Telerivet Raises $1M To Help Provide An SMS Gateway And Platform For The Developing World

Telerivet, a company that is providing an SMS gateway and a customized SMS application platform for organizations and businesses in East Africa and the developing world, has raised $1 million in funding from Javelin Venture Partners and angel investors.

The company’s co-founders, Joshua Stern and Jesse Young, were both helping to develop software platforms for grassroots NGOs in Tanzania and discovered the need for workable SMS technology. As Young and Stern explained, the majority of people in these areas are not connected to the Internet but do have mobile phones that are SMS-enabled. But there wasn’t a great way for businesses and organizations to reach consumers at a mass scale in these countries. Existing services like Twilio don’t offer SMS phone numbers in developing countries, or there are services that only work for those who can afford expensive shortcodes. So the team decided to create the technology themselves.

Telerivet allows businesses and non-profits to easily deploy custom SMS services in developing countries. It works by combining a web-based messaging platform with an Android app serves as the gateway. The phone and app will forwards SMS to and from mobile phones that don’t have internet.

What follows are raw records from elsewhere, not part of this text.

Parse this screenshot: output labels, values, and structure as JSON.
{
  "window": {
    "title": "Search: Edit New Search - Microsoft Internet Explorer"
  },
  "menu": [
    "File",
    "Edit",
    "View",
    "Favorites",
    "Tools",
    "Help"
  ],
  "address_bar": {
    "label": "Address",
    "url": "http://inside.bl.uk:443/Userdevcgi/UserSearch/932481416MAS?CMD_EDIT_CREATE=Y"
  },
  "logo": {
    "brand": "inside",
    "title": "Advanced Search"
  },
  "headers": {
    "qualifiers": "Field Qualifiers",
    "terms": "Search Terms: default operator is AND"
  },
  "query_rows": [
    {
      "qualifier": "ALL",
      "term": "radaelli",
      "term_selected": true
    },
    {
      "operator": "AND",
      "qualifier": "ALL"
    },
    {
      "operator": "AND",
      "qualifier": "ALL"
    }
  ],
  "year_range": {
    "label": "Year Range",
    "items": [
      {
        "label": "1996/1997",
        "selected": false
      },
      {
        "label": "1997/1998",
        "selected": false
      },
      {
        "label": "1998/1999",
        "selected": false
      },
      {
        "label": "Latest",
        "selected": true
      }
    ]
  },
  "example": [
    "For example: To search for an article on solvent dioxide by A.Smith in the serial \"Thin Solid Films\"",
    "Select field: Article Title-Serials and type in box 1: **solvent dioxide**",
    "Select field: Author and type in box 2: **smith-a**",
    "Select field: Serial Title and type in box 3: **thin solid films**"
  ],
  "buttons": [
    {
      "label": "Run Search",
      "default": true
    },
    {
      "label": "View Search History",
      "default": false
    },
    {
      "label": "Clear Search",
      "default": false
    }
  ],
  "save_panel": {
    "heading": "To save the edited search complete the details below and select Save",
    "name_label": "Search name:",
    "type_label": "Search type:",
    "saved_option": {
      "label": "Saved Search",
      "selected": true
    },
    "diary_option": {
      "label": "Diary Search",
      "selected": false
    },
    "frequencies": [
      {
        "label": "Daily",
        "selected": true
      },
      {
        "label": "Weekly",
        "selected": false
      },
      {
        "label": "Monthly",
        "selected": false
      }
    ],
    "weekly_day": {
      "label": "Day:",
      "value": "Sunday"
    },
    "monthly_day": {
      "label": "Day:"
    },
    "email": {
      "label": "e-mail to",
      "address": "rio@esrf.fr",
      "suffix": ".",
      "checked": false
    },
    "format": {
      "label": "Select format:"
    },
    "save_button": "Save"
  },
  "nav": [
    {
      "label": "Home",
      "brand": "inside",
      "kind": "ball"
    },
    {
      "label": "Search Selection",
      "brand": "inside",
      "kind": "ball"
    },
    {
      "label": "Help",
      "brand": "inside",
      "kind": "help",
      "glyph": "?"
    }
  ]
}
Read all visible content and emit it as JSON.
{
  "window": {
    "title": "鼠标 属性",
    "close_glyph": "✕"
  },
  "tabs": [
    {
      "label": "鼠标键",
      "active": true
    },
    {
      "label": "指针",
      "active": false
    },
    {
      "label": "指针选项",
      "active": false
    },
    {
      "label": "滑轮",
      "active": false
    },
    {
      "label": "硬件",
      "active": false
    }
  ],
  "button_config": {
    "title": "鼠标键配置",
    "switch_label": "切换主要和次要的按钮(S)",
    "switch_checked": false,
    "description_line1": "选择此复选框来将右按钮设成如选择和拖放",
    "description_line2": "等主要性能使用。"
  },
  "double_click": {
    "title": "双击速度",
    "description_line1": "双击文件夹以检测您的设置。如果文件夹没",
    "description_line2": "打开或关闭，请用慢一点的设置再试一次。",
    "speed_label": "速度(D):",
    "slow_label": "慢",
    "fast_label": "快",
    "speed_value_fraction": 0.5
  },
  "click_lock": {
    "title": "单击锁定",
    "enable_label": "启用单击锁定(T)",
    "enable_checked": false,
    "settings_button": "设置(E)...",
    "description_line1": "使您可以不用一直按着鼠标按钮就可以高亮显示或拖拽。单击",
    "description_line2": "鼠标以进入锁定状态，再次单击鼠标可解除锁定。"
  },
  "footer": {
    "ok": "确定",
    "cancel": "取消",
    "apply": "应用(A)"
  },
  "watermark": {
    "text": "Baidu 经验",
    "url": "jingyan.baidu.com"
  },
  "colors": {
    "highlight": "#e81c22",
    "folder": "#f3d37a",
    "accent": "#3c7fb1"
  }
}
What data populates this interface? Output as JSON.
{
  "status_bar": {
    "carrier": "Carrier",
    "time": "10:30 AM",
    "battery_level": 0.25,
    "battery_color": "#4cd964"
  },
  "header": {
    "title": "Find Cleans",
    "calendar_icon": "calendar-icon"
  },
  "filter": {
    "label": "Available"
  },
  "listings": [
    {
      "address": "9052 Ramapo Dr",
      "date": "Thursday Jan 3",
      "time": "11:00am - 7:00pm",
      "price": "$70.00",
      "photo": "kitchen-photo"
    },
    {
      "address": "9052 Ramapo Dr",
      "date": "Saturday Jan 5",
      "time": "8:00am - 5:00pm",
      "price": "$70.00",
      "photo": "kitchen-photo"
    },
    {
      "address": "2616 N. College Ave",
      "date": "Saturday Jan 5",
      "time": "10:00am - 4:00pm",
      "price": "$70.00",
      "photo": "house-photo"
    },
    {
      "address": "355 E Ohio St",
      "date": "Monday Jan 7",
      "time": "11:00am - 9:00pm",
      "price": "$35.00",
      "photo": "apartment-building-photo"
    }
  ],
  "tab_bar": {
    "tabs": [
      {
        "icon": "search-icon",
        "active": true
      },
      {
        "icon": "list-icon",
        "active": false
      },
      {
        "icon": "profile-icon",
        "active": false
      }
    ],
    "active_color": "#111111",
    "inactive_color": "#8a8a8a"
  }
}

The app itself simply allows the organization to set up a local number, and Telerivet’s servers in the cloud will trigger SMS messages sent through the Android phones to other phones. The virtue of using the phone as the gateway is that it can just be plugged into an outlet and doesn’t need Internet connectivity to run.

On the online platform, users can set up text message campaigns, create polls and more. It’s easy enough that a non-programmer can do sophisticated things with text messaging and outreach, says Stern. And this is being done in parts of the world where mass outreach via mobile phones is difficult to deploy. Companies can pay as little as $10 per month or up to $100 per month.

For example, Telerivet is working with a local goods shipping company in Tanzania that needs to coordinate with drivers on the move. Telerivet has helped this company develop an SMS program to check-in with drivers on the road from the web.

Before this funding, Telerivet was bootstrapped for nearly a year and has already been signing up dozens of customers in countries from India to Paraguay to Somalia. One notable user is Kiva.org, which uses Telerivet to communicate with its borrowers in Kenya. The funding will be used to further scale the product and help sell Telerivet to local SMEs initially focused on East Africa.